To find the essential prime implicants of F(A,B,C,D)=∑m(0,1,5,7,10,14,15), we can use a Karnaugh map:
CD\AB 00 01 11 10
-------------
00| 1 1 1 0
01| 0 1 0 0
11| 1 1 0 1
10| 0 0 0 0
From the K-map, we can see that there are four prime implicants:
- A'BC'D'
- AB'C'D'
- AB'CD
- ABCD
To determine the essential prime implicants, we need to check if any minterms can only be covered by a single prime implicant. We can use the Petrick's method for this:
F(A,B,C,D) = A'BC'D' + AB'C'D' + AB'CD + ABCD
= (A'BC'D' + AB'C'D') + (AB'CD + ABCD)
= (A'BC' + AB'C')D' + (AB'+AB)CD
The first term has the product of sums form (A'BC' + AB'C')

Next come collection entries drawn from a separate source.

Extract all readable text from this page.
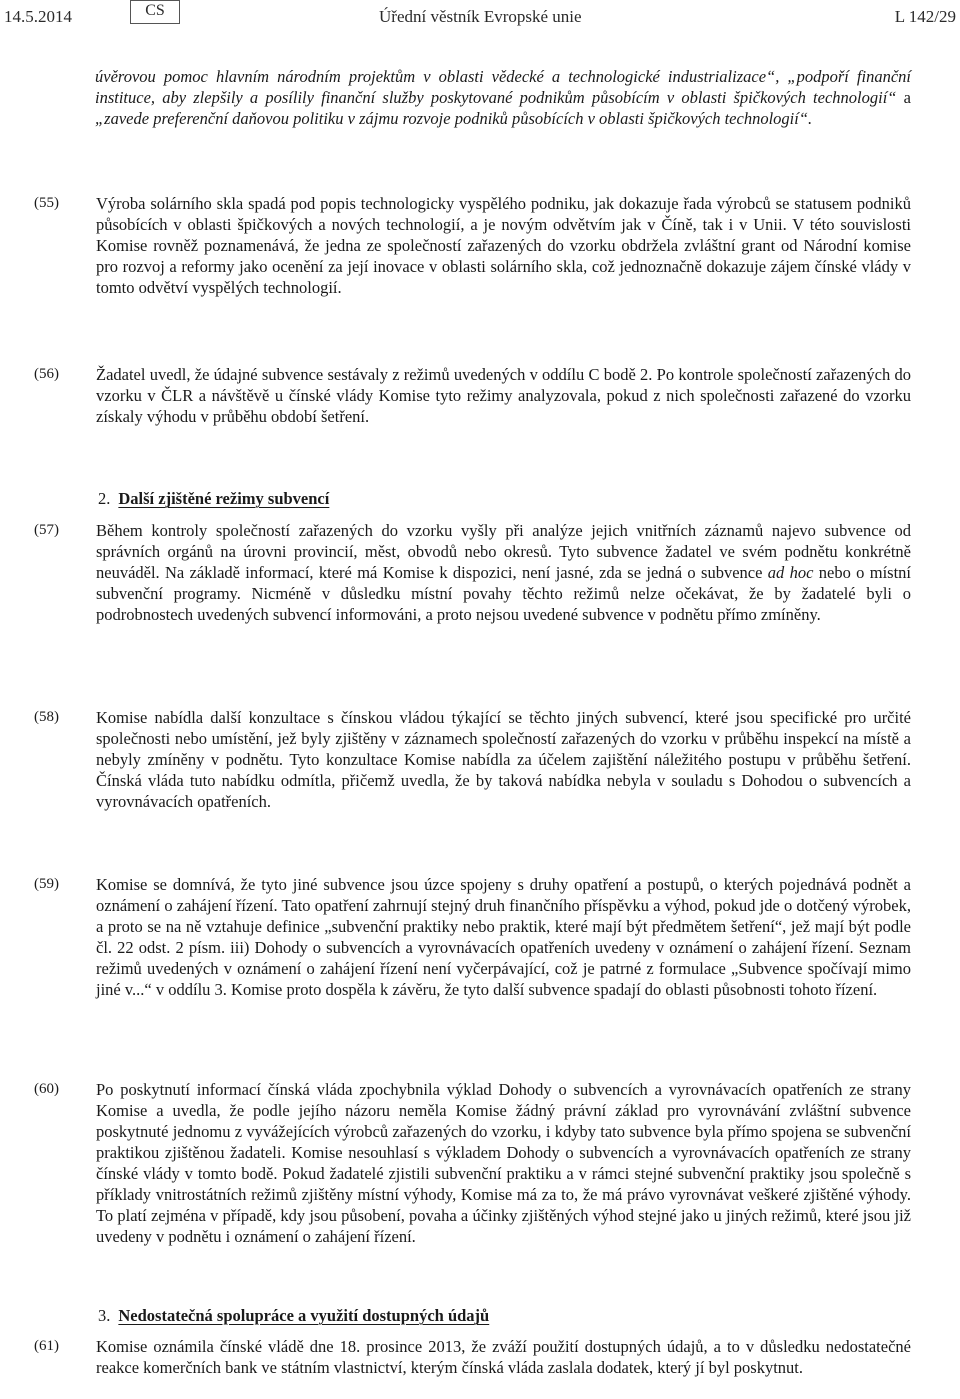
14.5.2014	CS	Úřední věstník Evropské unie	L 142/29
úvěrovou pomoc hlavním národním projektům v oblasti vědecké a technologické industrializace“, „podpoří finanční instituce, aby zlepšily a posílily finanční služby poskytované podnikům působícím v oblasti špičkových technologií“ a „zavede preferenční daňovou politiku v zájmu rozvoje podniků působících v oblasti špičkových technologií“.
(55)	Výroba solárního skla spadá pod popis technologicky vyspělého podniku, jak dokazuje řada výrobců se statusem podniků působících v oblasti špičkových a nových technologií, a je novým odvětvím jak v Číně, tak i v Unii. V této souvislosti Komise rovněž poznamenává, že jedna ze společností zařazených do vzorku obdržela zvláštní grant od Národní komise pro rozvoj a reformy jako ocenění za její inovace v oblasti solárního skla, což jednoznačně dokazuje zájem čínské vlády v tomto odvětví vyspělých technologií.
(56)	Žadatel uvedl, že údajné subvence sestávaly z režimů uvedených v oddílu C bodě 2. Po kontrole společností zařazených do vzorku v ČLR a návštěvě u čínské vlády Komise tyto režimy analyzovala, pokud z nich společnosti zařazené do vzorku získaly výhodu v průběhu období šetření.
2. Další zjištěné režimy subvencí
(57)	Během kontroly společností zařazených do vzorku vyšly při analýze jejich vnitřních záznamů najevo subvence od správních orgánů na úrovni provincií, měst, obvodů nebo okresů. Tyto subvence žadatel ve svém podnětu konkrétně neuváděl. Na základě informací, které má Komise k dispozici, není jasné, zda se jedná o subvence ad hoc nebo o místní subvenční programy. Nicméně v důsledku místní povahy těchto režimů nelze očekávat, že by žadatelé byli o podrobnostech uvedených subvencí informováni, a proto nejsou uvedené subvence v podnětu přímo zmíněny.
(58)	Komise nabídla další konzultace s čínskou vládou týkající se těchto jiných subvencí, které jsou specifické pro určité společnosti nebo umístění, jež byly zjištěny v záznamech společností zařazených do vzorku v průběhu inspekcí na místě a nebyly zmíněny v podnětu. Tyto konzultace Komise nabídla za účelem zajištění náležitého postupu v průběhu šetření. Čínská vláda tuto nabídku odmítla, přičemž uvedla, že by taková nabídka nebyla v souladu s Dohodou o subvencích a vyrovnávacích opatřeních.
(59)	Komise se domnívá, že tyto jiné subvence jsou úzce spojeny s druhy opatření a postupů, o kterých pojednává podnět a oznámení o zahájení řízení. Tato opatření zahrnují stejný druh finančního příspěvku a výhod, pokud jde o dotčený výrobek, a proto se na ně vztahuje definice „subvenční praktiky nebo praktik, které mají být předmětem šetření“, jež mají být podle čl. 22 odst. 2 písm. iii) Dohody o subvencích a vyrovnávacích opatřeních uvedeny v oznámení o zahájení řízení. Seznam režimů uvedených v oznámení o zahájení řízení není vyčerpávající, což je patrné z formulace „Subvence spočívají mimo jiné v...“ v oddílu 3. Komise proto dospěla k závěru, že tyto další subvence spadají do oblasti působnosti tohoto řízení.
(60)	Po poskytnutí informací čínská vláda zpochybnila výklad Dohody o subvencích a vyrovnávacích opatřeních ze strany Komise a uvedla, že podle jejího názoru neměla Komise žádný právní základ pro vyrovnávání zvláštní subvence poskytnuté jednomu z vyvážejících výrobců zařazených do vzorku, i kdyby tato subvence byla přímo spojena se subvenční praktikou zjištěnou žadateli. Komise nesouhlasí s výkladem Dohody o subvencích a vyrovnávacích opatřeních ze strany čínské vlády v tomto bodě. Pokud žadatelé zjistili subvenční praktiku a v rámci stejné subvenční praktiky jsou společně s příklady vnitrostátních režimů zjištěny místní výhody, Komise má za to, že má právo vyrovnávat veškeré zjištěné výhody. To platí zejména v případě, kdy jsou působení, povaha a účinky zjištěných výhod stejné jako u jiných režimů, které jsou již uvedeny v podnětu i oznámení o zahájení řízení.
3. Nedostatečná spolupráce a využití dostupných údajů
(61)	Komise oznámila čínské vládě dne 18. prosince 2013, že zváží použití dostupných údajů, a to v důsledku nedostatečné reakce komerčních bank ve státním vlastnictví, kterým čínská vláda zaslala dodatek, který jí byl poskytnut.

, which can be written as (A'+B')C'
. The second term has the sum of products form (AB'+AB)CD
, which can be written as AB'C+ABC'
.
Therefore, the simplified expression is:
F(A,B,C,D) = (A'+B')C'D' + AB'C+ABC'
From this expression, we can see that the essential prime implicants are A'BC'D'
and AB'C'D'
. The other two prime implicants are not essential because they can be covered by a combination of the essential prime implicants. Therefore, the number of essential prime implicants is 2.